Pour soutenir les migrants et les aider à s’insérer dans la société, des associations se sont montées à Ceuta. Maïté a ouvert le Centre San Antonio en 2006. Dans ses locaux, elle accueille tous les jours une dizaine de personnes, principalement des mineurs, qui viennent prendre des cours d’espagnol, d’informatique, de peinture ou tout simplement profiter des quelques ordinateurs du centre pour garder le contact avec la famille restée au pays, jouer au ping-pong et regarder la télé. 

« Ce qu’on cherche, c’est leur recréer un foyer, leur vider la tête » explique Maïté. Son centre fait face à de cruelles restrictions budgétaires : « au départ nous recevions des financements de l’État et de l’Union européenne. Puis, plus rien, on a même dû fermer quelques temps en 2012 ». Peu à peu les aides ont repris mais pas suffisamment et une partie des locaux est aujourd’hui à l’abandon. Preuve flagrante, sur un des murs extérieurs, un dessin de Pocahontas demeure à moitié terminé par manque de peinture. 

La sœur Paola dirige de son côté une école qui donne des cours d’espagnol deux fois par jour. Avec elle, plusieurs bénévoles tentent d’aider les migrants à mieux s’intégrer. Lawson attend devant la porte d’entrée : « ça fait déjà deux mois que je viens ici tous les jours, ça m’aide beaucoup pour échanger avec les habitants ». Malheureusement, ces actions associatives restent assez isolées. À côté de ces deux centres, la Croix-Rouge reste la seule ONG présente dans l’enclave.

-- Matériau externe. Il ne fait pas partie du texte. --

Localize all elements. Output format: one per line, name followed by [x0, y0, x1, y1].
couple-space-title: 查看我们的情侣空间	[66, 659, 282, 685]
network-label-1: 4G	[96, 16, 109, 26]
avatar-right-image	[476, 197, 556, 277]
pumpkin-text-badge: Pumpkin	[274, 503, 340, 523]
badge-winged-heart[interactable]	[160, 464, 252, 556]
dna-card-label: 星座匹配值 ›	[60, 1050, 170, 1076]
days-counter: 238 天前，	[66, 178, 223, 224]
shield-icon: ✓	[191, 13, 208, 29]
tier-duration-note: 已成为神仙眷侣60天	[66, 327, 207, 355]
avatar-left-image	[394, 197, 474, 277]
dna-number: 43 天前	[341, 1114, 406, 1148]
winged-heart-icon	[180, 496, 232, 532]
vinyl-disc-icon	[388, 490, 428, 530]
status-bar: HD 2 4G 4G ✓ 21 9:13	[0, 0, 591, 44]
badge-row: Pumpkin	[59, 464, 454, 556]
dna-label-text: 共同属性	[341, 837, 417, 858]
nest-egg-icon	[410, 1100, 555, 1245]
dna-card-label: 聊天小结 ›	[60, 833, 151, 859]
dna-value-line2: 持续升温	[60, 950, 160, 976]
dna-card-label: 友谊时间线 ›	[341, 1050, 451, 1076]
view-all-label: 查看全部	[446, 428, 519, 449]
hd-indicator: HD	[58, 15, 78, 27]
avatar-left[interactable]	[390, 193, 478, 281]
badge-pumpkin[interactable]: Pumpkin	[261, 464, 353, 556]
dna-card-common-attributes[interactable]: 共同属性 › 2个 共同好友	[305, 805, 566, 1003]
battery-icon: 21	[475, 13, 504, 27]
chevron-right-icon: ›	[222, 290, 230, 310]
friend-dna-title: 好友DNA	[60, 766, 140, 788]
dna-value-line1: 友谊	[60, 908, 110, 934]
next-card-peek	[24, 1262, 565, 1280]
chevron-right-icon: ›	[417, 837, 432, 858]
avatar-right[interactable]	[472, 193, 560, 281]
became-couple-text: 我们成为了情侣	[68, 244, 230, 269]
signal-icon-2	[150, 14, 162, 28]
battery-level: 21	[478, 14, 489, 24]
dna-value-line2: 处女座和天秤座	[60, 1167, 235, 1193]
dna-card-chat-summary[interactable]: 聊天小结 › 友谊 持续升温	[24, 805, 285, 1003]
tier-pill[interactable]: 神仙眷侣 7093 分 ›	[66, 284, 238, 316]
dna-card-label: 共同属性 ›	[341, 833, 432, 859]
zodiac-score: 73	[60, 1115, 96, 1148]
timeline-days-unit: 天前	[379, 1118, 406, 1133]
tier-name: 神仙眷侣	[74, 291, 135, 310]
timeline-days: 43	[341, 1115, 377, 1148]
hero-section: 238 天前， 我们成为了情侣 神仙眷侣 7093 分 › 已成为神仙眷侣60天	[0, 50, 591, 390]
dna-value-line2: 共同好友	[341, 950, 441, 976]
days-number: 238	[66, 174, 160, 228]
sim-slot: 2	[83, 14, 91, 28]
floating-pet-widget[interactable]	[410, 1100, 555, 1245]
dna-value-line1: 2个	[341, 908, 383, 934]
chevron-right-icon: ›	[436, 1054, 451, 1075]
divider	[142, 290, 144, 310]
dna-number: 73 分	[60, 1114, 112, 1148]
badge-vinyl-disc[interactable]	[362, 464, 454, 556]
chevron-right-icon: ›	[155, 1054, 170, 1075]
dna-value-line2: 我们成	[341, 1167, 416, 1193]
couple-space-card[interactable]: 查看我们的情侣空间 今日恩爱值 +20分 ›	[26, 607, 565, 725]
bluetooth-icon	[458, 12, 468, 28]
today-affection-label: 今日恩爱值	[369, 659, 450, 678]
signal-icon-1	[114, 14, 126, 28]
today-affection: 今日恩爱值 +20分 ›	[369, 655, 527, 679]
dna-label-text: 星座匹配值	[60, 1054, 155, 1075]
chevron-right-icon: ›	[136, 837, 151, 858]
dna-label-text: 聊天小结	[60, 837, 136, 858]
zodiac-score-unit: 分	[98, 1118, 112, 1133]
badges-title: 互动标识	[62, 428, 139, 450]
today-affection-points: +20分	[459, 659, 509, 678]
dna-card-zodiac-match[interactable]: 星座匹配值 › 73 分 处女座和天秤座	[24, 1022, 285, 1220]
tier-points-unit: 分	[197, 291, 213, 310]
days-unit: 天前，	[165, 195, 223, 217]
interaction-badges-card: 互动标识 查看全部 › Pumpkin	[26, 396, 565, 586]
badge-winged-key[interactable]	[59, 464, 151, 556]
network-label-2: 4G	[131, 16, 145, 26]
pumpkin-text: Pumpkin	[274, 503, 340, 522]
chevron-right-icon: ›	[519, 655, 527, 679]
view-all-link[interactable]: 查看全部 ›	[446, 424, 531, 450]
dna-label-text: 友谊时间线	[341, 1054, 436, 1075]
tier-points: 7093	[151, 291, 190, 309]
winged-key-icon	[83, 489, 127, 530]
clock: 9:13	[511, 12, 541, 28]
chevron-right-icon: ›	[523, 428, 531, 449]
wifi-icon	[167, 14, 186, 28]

Hors des grands drames humanitaires, les médias étrangers s’intéressent peu à la situation sur place. Les journalistes s’attachent davantage à la question de l’impact de l’immigration illégale plutôt qu’à l’humain et aux histoires de chacun. La sœur Paola s’indigne « ​ça fait des décennies que j’assiste au même spectacle, que des journalistes viennent me voir, mais malgré ça, rien ne change ».